Erler Film'in sahibi, usta yapımcı ve yönetmen Türker İnanoğlu uzun süredir gözlerden uzak bir yaşam sürüyor. Sebebiyse kan rahatsızlığı. Aşırı çalışma, uykusuzluk ve stres dolu bir yaşamın sonuçları maalesef.
Türk sinemasına yıldızlar kazandırmış, 'Bay Sinema' olarak adlandırılan, televizyon tarihine geçmiş projelere imza atmış, kitaplar yazmış bir duayenin, bu hastalığına rağmen yataklara düşüp bir anda her şeyden elini ayağını çekmesini beklemek zor.
Nitekim Kavacık'taki ofisinde, rahatsızlığına rağmen yine işinin başında. Evet, yılların yorgunluğu gözlemleniyor ve hastalığı sebebiyle 19 kilo vermiş, ancak onu en çok heyecanlandıran memleketi Safrabolu'ya kazandırdığı eğitim yuvası. Karabük Üniversitesi'nde Türker İnanoğlu İletişim Fakültesi'ni hayata geçiren İnanoğlu, oradan yeni sinemacılar, televizyoncuların çıkmasını arzu ediyor.

Dört bir yanı birbirinden önemli isimlerle çektirdiği fotoğraflarla dolu odasında bir araya geldik. Eskilerden, yakında çıkaracağı 17'nci kitabından, TİM'de sahnelenecek iki yeni müzikalden ve sinema dünyasından bahsettik. Konu kaybettiğimiz değerli sanatçılara gelince 'Beni ağlatacaksın şimdi' diyerek hüzünlendi. 19 yaşında reji asistanı olarak girdiği sinema sektöründe zirveye çıkan İnanoğlu ile geçmişi yad edip yeni projelerini konuştuk.

- Türker Bey öncelikle sağlık durumunuz hakkında bilgi almak istiyorum. Nasılsınız, kendinizi nasıl hissediyorsunuz?
- Sağlığım pekiyi değil. Nedeni yıllardır çok aşırı çalışmam. Bunu ben söylemiyorum; Amerika'daki ve buradaki doktorlarım söylüyor. Kendini çok yormuşsun, şimdi acısı çıkıyor diyorlar. Bunun yanı sıra yaşımın ilerlemiş olması, bugün dahi işten kopmamış olmam, sağlığıma kavuşmamdaki diğer engeller bana göre. Ölüm korkum yok ama belli bir zaman sonra hayat sana dur diyor. Çaresiz duruyorsun.

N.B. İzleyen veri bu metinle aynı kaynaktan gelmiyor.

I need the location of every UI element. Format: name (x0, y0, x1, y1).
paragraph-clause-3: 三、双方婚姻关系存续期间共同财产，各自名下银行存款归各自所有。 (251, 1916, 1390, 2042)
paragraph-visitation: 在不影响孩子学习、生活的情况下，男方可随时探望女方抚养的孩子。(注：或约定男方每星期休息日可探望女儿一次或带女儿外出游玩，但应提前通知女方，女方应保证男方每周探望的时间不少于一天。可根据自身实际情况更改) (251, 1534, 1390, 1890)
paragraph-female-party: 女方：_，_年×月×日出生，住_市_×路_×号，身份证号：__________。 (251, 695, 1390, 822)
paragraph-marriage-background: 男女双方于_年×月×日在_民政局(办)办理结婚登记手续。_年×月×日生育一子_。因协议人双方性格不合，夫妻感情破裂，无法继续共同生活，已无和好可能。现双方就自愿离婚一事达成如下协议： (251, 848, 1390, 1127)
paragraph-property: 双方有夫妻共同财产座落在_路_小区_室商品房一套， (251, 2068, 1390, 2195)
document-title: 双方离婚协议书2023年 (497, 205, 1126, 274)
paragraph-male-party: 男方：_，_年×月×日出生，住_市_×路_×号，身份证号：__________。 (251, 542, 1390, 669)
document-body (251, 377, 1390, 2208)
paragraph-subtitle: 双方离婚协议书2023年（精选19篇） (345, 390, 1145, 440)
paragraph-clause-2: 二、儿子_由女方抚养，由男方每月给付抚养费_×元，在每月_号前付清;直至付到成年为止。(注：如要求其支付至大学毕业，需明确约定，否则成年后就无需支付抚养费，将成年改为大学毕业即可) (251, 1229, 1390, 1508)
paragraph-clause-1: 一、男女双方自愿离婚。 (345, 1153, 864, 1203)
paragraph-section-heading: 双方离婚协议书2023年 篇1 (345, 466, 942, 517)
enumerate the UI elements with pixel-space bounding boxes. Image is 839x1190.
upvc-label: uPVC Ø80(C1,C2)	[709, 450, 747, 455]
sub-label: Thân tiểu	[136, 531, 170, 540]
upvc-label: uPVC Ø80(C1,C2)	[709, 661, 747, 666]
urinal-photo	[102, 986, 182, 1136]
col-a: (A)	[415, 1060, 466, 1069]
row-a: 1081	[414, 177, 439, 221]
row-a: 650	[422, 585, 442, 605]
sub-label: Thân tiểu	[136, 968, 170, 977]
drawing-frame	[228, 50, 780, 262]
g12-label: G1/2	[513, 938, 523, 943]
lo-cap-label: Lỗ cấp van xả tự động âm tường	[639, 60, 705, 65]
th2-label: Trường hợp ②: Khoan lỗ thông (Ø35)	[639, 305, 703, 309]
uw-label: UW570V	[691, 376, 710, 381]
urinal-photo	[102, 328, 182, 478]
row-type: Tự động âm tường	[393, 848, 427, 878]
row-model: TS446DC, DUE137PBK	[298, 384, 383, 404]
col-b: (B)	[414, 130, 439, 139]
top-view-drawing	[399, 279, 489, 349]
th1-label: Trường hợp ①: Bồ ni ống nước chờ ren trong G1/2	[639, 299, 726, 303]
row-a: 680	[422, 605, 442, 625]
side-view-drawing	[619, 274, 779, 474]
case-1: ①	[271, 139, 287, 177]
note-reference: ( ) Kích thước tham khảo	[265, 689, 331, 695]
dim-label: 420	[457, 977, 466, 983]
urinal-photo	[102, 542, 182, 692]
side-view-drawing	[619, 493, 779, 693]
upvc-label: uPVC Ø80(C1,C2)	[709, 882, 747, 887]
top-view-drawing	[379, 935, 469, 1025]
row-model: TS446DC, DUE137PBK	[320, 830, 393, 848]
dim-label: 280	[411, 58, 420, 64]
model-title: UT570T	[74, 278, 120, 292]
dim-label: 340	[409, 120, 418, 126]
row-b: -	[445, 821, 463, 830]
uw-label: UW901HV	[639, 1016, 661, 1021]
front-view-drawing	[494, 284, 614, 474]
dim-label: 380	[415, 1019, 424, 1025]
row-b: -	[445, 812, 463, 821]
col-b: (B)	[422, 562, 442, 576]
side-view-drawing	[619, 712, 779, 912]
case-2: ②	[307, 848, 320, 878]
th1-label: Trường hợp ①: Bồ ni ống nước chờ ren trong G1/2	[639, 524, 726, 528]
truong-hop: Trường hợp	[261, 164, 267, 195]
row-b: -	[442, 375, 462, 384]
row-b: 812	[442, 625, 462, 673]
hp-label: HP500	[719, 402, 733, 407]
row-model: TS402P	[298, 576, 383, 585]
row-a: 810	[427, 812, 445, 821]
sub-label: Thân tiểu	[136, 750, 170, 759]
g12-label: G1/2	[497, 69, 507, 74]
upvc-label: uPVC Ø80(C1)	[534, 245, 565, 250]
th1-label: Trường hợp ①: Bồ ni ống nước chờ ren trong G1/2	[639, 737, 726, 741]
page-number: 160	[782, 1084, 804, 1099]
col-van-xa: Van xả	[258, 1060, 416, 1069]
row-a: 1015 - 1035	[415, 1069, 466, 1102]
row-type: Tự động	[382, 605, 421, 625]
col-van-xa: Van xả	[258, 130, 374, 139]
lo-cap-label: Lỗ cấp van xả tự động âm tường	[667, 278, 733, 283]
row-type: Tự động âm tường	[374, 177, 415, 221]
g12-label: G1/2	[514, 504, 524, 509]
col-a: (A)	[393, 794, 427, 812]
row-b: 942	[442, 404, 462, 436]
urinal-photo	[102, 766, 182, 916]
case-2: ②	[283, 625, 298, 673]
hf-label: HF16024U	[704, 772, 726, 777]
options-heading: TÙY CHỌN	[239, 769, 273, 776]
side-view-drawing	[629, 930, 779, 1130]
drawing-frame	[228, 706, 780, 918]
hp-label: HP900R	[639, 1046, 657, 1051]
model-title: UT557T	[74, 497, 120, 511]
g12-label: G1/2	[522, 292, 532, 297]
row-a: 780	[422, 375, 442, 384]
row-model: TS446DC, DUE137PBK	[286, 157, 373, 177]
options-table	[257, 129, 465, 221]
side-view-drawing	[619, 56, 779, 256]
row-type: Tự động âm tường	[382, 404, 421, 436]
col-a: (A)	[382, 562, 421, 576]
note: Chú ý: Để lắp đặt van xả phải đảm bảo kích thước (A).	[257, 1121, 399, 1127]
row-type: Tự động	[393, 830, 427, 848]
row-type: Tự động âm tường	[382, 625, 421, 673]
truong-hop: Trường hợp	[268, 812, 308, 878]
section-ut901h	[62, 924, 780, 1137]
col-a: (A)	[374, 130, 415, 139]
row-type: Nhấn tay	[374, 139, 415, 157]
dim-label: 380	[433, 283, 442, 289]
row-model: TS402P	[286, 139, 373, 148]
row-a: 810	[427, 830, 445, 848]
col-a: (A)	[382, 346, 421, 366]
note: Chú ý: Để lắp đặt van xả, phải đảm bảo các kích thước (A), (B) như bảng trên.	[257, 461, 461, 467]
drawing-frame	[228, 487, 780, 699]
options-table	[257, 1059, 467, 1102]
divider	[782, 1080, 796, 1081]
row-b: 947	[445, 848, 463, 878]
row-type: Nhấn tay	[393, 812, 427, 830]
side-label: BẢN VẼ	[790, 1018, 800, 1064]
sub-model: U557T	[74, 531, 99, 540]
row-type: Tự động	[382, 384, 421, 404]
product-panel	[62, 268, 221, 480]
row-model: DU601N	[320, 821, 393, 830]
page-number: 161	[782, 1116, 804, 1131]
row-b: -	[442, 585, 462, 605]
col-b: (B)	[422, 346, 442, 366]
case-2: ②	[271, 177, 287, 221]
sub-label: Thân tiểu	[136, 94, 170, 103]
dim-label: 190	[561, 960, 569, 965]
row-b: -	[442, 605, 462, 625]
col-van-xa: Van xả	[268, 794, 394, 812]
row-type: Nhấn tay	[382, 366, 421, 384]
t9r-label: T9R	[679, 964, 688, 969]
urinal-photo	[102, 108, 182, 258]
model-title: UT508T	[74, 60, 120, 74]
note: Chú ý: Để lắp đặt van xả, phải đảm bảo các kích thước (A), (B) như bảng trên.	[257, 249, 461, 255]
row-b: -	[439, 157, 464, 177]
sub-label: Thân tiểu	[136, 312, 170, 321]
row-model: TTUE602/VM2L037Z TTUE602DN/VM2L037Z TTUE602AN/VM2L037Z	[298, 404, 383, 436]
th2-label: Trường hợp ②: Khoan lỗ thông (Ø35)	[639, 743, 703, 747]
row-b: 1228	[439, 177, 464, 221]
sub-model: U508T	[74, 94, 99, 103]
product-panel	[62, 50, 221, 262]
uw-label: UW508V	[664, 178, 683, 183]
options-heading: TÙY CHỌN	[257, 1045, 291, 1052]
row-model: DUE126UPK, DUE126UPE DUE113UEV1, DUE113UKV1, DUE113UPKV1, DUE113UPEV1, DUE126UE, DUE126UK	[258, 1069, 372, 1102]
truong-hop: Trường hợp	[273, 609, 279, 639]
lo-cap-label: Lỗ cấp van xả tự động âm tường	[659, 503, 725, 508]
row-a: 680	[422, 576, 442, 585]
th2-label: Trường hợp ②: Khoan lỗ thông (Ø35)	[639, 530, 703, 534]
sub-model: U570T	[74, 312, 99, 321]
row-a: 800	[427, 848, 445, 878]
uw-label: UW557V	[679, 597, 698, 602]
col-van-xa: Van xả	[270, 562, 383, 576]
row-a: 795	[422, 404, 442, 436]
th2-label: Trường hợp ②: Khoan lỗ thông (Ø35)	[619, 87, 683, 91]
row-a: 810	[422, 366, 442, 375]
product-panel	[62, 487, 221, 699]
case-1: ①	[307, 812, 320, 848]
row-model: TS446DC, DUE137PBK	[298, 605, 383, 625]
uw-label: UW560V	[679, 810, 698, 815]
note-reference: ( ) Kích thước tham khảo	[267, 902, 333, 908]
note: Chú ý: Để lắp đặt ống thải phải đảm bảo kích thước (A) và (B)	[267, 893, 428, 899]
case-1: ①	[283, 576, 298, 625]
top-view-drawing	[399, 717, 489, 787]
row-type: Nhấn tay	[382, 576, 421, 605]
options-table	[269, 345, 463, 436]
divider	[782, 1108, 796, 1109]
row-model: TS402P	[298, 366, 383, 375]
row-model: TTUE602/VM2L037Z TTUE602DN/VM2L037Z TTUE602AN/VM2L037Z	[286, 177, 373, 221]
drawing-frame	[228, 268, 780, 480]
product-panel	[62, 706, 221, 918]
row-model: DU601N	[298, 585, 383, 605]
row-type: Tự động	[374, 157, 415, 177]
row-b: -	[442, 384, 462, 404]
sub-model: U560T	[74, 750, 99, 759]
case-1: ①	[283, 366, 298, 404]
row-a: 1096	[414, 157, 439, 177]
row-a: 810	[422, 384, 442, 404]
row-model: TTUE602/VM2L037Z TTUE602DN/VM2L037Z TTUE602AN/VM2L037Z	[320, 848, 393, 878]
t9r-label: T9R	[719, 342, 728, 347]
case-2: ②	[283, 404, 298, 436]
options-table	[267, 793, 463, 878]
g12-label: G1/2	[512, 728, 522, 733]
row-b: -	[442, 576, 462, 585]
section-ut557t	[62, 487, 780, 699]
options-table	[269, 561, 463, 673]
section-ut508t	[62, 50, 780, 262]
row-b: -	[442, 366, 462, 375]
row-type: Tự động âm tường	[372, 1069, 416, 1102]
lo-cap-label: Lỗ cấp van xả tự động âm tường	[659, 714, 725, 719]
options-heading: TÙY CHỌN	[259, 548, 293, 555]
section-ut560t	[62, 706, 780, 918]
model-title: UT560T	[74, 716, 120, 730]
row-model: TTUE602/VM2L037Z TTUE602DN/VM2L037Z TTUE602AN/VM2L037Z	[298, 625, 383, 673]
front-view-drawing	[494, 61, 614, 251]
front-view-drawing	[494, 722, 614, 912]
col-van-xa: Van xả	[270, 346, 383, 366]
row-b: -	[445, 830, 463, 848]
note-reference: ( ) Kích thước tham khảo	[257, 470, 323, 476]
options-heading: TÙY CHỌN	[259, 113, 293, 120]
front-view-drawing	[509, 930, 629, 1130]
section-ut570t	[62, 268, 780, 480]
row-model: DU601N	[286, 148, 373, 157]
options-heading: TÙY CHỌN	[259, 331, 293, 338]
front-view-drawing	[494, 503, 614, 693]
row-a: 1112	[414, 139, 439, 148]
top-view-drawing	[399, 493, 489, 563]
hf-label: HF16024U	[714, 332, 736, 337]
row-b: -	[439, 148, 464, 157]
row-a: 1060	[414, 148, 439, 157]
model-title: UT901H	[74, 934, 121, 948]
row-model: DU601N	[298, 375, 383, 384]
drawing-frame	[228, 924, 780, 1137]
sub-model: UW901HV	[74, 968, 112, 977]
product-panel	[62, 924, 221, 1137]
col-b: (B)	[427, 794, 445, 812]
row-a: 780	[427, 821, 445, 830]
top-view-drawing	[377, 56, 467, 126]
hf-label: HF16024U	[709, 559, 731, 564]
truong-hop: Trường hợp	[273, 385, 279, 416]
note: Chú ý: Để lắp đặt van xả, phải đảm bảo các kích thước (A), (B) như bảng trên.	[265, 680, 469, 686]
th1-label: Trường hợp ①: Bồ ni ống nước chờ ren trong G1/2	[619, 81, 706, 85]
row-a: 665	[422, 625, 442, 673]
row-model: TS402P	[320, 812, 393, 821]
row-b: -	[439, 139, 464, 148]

- Kilo verdiğinizi gözlemledim. Yemekle aranız iyi değil galiba?

- Trombosit eksikliğinden kaynaklanan bir kan hastalığım var. Tıpta adı Miyedisplastik. Bir gün baygın halde hastaneye kaldırıldım. Bir süre yoğun bakımda kaldım. 24 gün kaldım hastanede. Bu hastalık bende arazlar bıraktı. Uykusuzluk, iştahsızlık, nefes darlığı, sinir sitemimde bozukluk, zaman zaman üşüme... Bunlar yaşantımın birer parçası oldu. Uykusuzluk ve iştahsızlıktan 19 kilo kaybettim.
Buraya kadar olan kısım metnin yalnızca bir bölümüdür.